Transitions Photographs by Fredrik Marsh. Essays by Andreas Krase, Rod Slemmons and Holger Starke. Published by Technische Sammlungen Dresden, 2009.
By Fredrik Marsh's accounting, there's a lot of ruin in Dresden. Or should I say "ruins," as in time's effect on architecture, culture's physical artifacts, over centuries? Is Dresden a ruined city, or a city of ruins? Neither, probably, but both in this version of its story. The place that was Dresden, thriving and productive, is a distant memory here. An atmosphere of aggression, neglect, disaster, and abandonment pervades these photographs. I hesitate to read the essays, in part because I want photographs to tell me their own stories, but also because I'm sure the three writers, plus Marsh in an afterword, would collectively tell a traumatic tale about the city's fall from grace, about how it was bombed into rubble during World War II to persuade the Axis powers that their cause was doomed. The writers would tell me, too, that there are numerous forces working on and against Dresden's renaissance. The Fall of the Berlin Wall, the subsequent dismantling of Communist East Germany, and a devastating Elbe River flood in 2002, have had various effects on this erstwhile Baroque gem of a city. Setbacks and advances, progress and decline-these circular, oxymoronic, yin-yang exchanges seem to be the "transitions" of the title.

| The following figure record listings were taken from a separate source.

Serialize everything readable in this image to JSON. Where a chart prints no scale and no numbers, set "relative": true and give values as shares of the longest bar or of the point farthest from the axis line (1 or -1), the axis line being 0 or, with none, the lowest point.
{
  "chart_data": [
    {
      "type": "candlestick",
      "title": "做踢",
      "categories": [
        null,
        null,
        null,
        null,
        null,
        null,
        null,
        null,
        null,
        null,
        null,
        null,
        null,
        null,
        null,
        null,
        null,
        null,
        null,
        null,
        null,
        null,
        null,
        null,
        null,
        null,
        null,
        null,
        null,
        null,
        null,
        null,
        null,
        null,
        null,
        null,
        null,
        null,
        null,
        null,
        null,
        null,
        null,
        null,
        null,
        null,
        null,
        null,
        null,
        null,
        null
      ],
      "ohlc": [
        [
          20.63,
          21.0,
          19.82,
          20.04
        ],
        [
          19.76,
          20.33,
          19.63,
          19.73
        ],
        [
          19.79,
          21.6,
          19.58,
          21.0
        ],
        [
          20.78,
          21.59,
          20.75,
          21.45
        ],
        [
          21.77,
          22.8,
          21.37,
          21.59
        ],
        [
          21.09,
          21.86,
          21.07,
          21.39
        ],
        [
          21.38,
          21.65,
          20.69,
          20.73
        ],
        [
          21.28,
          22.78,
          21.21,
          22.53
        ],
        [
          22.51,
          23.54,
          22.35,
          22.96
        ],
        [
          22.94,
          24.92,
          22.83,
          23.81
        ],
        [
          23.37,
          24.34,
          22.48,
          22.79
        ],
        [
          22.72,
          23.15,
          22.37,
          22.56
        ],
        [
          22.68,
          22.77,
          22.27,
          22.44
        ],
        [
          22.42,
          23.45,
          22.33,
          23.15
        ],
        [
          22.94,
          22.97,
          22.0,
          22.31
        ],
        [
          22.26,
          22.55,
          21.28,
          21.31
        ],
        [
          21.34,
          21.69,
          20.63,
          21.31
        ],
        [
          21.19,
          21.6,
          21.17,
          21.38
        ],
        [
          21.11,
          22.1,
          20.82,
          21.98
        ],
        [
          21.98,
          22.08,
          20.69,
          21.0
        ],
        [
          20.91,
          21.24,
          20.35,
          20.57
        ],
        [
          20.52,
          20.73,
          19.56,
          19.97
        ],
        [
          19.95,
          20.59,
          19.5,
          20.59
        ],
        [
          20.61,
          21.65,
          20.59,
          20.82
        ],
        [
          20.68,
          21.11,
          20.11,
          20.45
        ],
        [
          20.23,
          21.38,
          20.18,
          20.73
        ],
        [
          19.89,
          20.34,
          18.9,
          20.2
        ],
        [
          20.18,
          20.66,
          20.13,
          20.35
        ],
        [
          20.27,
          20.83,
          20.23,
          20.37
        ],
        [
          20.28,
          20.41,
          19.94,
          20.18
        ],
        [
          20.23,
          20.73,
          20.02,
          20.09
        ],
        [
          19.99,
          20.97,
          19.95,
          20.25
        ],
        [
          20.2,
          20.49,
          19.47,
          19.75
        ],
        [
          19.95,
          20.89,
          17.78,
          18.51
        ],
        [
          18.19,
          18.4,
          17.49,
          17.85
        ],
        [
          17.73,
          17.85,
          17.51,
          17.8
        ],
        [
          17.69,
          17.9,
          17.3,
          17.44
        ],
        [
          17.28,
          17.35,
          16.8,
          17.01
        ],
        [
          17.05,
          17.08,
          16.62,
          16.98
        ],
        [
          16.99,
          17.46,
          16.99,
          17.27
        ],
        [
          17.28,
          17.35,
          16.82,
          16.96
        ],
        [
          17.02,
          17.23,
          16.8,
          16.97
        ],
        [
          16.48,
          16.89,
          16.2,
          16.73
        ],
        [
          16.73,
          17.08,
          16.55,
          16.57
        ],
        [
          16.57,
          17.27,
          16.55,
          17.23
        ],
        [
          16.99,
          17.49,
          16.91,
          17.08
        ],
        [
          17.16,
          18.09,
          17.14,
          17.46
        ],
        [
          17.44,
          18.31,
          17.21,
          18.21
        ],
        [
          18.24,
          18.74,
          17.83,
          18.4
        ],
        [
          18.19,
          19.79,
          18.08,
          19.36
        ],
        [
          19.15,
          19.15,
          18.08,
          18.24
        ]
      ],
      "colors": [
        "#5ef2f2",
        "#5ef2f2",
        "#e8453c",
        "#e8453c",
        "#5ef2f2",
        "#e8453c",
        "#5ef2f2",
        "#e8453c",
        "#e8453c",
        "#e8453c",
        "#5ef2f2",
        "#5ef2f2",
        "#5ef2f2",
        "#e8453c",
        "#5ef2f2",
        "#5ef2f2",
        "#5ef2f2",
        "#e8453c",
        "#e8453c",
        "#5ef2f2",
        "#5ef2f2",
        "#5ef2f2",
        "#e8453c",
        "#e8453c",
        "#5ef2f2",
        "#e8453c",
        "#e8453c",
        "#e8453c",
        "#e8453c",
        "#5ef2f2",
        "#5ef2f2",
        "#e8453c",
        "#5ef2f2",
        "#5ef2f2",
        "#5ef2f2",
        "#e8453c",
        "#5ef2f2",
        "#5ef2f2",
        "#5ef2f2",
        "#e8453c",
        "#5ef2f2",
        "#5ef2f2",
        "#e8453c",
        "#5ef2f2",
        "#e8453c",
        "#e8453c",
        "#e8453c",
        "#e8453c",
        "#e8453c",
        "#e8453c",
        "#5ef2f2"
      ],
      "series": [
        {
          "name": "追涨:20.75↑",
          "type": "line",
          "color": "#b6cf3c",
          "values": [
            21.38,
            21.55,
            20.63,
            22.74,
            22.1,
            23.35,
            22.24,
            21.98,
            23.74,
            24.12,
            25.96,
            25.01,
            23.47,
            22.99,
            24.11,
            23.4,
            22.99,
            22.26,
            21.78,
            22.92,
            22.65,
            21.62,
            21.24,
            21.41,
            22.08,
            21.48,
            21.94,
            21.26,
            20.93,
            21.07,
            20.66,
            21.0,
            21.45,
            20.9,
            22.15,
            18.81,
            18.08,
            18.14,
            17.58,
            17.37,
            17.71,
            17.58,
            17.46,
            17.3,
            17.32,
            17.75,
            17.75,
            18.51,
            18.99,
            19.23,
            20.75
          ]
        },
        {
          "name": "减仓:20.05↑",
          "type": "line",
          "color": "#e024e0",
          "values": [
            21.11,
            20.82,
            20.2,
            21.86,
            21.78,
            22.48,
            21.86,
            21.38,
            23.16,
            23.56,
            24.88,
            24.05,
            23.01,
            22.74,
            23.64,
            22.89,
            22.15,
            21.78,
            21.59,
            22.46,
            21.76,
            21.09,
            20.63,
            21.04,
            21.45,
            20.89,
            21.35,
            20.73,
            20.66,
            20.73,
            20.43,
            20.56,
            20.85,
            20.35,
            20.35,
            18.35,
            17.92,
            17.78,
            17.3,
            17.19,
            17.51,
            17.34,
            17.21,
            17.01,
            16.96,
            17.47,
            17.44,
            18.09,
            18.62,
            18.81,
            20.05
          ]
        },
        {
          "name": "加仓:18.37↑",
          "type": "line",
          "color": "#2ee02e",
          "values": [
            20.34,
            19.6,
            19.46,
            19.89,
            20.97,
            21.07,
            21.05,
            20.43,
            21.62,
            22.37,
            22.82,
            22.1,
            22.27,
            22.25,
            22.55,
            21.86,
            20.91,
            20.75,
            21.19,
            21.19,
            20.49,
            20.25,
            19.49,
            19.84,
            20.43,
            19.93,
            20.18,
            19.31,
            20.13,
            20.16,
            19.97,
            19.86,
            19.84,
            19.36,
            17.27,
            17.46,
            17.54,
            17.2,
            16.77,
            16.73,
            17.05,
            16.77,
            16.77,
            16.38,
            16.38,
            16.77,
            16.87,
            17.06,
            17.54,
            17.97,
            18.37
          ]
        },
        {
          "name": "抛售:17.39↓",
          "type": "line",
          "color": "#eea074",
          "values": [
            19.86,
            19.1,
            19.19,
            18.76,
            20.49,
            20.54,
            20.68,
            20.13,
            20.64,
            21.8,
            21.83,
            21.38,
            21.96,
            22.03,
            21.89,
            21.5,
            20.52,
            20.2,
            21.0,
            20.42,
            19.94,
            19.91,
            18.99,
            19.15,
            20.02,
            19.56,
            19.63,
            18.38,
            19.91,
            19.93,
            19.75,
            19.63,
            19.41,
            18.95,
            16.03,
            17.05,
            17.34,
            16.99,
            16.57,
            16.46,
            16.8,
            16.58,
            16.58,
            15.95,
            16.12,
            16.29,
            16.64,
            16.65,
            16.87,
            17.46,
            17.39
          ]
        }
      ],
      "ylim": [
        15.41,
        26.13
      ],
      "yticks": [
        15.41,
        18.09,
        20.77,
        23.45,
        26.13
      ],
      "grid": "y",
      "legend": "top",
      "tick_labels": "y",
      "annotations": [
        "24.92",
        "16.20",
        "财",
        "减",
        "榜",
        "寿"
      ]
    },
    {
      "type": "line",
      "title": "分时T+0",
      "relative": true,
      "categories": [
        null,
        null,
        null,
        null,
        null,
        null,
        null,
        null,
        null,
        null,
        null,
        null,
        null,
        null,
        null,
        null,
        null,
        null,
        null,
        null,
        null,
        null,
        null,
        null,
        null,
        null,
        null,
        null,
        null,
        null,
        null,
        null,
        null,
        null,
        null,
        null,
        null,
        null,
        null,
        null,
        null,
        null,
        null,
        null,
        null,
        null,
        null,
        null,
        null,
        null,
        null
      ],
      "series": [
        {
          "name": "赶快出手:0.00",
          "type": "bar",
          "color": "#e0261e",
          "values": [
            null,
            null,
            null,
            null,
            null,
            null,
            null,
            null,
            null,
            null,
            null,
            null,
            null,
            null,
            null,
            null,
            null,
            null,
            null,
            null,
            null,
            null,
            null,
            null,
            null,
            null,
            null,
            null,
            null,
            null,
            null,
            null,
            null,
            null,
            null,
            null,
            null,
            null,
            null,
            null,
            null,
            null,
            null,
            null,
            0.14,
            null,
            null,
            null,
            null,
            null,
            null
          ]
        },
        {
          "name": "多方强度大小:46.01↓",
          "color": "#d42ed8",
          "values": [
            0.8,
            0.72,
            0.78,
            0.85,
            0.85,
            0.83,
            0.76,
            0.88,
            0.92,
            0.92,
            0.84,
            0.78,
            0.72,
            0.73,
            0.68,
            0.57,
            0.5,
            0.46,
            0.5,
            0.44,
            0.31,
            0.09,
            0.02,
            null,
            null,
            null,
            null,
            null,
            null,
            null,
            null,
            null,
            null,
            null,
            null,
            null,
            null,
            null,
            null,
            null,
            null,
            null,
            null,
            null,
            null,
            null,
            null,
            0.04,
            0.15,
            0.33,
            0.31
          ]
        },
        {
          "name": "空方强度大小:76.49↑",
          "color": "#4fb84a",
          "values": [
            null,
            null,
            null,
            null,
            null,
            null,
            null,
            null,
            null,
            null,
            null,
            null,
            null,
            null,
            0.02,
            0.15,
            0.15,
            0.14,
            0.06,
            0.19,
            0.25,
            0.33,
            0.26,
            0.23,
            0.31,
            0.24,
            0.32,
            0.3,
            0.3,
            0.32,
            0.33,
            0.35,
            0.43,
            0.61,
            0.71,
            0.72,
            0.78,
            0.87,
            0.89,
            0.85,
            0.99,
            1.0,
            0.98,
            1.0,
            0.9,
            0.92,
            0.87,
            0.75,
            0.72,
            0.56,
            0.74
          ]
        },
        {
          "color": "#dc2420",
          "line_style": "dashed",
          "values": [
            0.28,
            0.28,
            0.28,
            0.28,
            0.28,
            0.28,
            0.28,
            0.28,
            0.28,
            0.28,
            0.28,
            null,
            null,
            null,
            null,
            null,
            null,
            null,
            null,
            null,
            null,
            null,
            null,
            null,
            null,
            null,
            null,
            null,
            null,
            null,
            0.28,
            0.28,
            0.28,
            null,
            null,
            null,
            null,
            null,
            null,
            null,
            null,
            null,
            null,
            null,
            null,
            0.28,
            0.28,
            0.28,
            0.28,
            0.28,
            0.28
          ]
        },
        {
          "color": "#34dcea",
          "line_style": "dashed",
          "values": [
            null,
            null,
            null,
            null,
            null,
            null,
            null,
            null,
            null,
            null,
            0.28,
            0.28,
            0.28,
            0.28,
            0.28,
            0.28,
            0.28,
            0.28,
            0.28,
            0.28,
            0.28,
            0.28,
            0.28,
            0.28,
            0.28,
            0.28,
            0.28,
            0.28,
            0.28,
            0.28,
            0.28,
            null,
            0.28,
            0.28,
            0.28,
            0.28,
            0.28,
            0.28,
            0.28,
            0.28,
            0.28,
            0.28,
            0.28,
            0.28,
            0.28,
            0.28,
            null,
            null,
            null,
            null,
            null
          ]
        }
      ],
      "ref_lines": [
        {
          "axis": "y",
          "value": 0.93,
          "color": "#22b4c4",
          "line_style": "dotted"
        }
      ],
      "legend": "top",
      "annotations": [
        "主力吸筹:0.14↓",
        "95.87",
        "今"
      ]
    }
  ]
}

Transitions, by FREDRIK MARSH. Published by Technische Sammlungen Dresden, 2009.

Transitions, by FREDRIK MARSH. Published by Technische Sammlungen Dresden, 2009.
The photographs are somewhat veiled; those seeking evidence of Dresden's status as a city, or as a place to live, might conclude that industry, utilities, housing, and commerce are all irreparably ruined. Marsh photographed small gardens along the river that were destroyed by the 2002 flood, shortly after the incident occurred; not unlike photographs of post-Katrina New Orleans, these panoramic black-and-whites describe a depopulated (post-neutron bomb?) landscape in surreal, chaotic jumbles. The scale and perspective of these approach the human, the close-at-hand, as do many if not all of the interiors of abandoned apartments. However, there's no unifying cause to it all. Comprehension cannot be easily tied to the ramifications of a single event or period in time. The interiors, full of puzzling facts, the décor of decay with its often surprisingly vivid colors (color reproductions blend almost seamlessly with duotones in this collection, which is a notable feat), are not those of flooded houses, yet they convey some of the same sense of lives interrupted midstream, or renovation construction left incomplete. But what apocalyptic horseman drove these people away? What holocaust was carried out in the residences of Dresden?

Transitions, by FREDRIK MARSH. Published by Technische Sammlungen Dresden, 2009.
If one is inclined to think of transition as a linear, "before/after" phenomenon, this book will reset expectations. All of the images reveal places that are neither pre- nor post- anything, but simply mid-, with no prognosis likely outside of stasis. One comes a little unglued, or unhinged, contemplating Marsh's ostensibly objective work here; though the views are steady, intriguing, and confident, the visual markers are all askew.